Enter Lindsay Graham,
high as a kite on stupid pills

Senator Lindsay Graham has seized on the current situation in the Ukraine like a fifteen year old juvenile delinquent, trying to find out if it’s really true what they say about gasoline and matches. He’s actually only trying to make President Obama look bad now that Obamacare is starting to work, taking a Let’s-you-and-Putin-Fight stance. But he’s holding a lighted match while standing over an open container of gasoline, and anything explosive can happen.

On CNN recently, Graham declared:

“Putin's on the wrong side of history. He's on the wrong side of the law. Make him pay a price. The Ukrainian people are dying for their freedom. I hope we will stand with them. Not just in words, but in deeds.

Stand with them and 
do what, die with them?

Even if you’re not really talking about military action, Lindsay, one thing has a way, as they say, of leading to another. Some homicidal yutz assassinated the crown prince of Sarajevo, and the next thing you know, we had World War I. Somebody today blockades Russia and the next  thing you know…kaboom!

Well, the good news is that if people like Lindsay Graham have their way, we can fan the nearly-dead embers of the Cold War back into a nice crackling campfire. In order to arm for that, we’d have to reinstitute the draft. And once the lives of virtually every American son and daughter are at stake, you can bet the voters won’t be putting up with bullshit like Dick Chaney's Iraq invasion again.

However, a warning. One of these days, just by accident, a cold war across a now-rusty iron curtain could get red hot. And if that happens with Russia, happy Nukeday.

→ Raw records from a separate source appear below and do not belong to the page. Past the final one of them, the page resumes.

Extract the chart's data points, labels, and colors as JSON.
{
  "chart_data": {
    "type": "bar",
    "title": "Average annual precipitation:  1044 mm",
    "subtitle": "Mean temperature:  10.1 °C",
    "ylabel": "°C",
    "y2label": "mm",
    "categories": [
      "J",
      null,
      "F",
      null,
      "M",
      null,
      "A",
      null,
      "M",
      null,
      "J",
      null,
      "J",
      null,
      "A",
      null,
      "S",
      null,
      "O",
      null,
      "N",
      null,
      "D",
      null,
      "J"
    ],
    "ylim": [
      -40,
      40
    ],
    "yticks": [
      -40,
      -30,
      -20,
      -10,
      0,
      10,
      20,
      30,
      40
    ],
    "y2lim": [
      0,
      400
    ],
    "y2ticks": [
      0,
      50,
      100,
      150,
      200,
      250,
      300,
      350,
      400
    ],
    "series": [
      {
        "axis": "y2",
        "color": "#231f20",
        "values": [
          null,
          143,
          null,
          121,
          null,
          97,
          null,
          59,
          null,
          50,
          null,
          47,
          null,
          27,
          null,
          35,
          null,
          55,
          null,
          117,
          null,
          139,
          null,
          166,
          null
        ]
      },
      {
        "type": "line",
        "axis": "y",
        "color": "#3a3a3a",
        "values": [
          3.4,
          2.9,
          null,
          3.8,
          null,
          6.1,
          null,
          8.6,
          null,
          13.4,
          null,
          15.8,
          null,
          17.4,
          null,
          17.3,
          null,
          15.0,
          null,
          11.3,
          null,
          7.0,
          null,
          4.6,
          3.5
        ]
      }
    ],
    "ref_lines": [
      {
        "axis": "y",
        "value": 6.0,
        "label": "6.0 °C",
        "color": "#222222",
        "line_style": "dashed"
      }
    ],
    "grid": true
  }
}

I’d like to leave you with with the heartwarming conversation between a young infantry private in training at Fort Dix, New Jersey, and a grizzled old training sergeant, back in 1962. It was during a lesson  on something called CBR – Chemical, Biological and Radiological warfare. And here, I swear, is precisely how it went.

PRIVATE: Sergeant, what do you do if a nuke goes off say, within walking distance? 
SERGEANT: Son, let me teach you what to do by the numbers. One: Ten-hut! Two: At ease. Three: with your feet spaced eighteen to twenty-four inches apart, do a deep knee bend. Four: stick your head between your legs and push it as far back as it can go. And five: kiss your ass goodbye.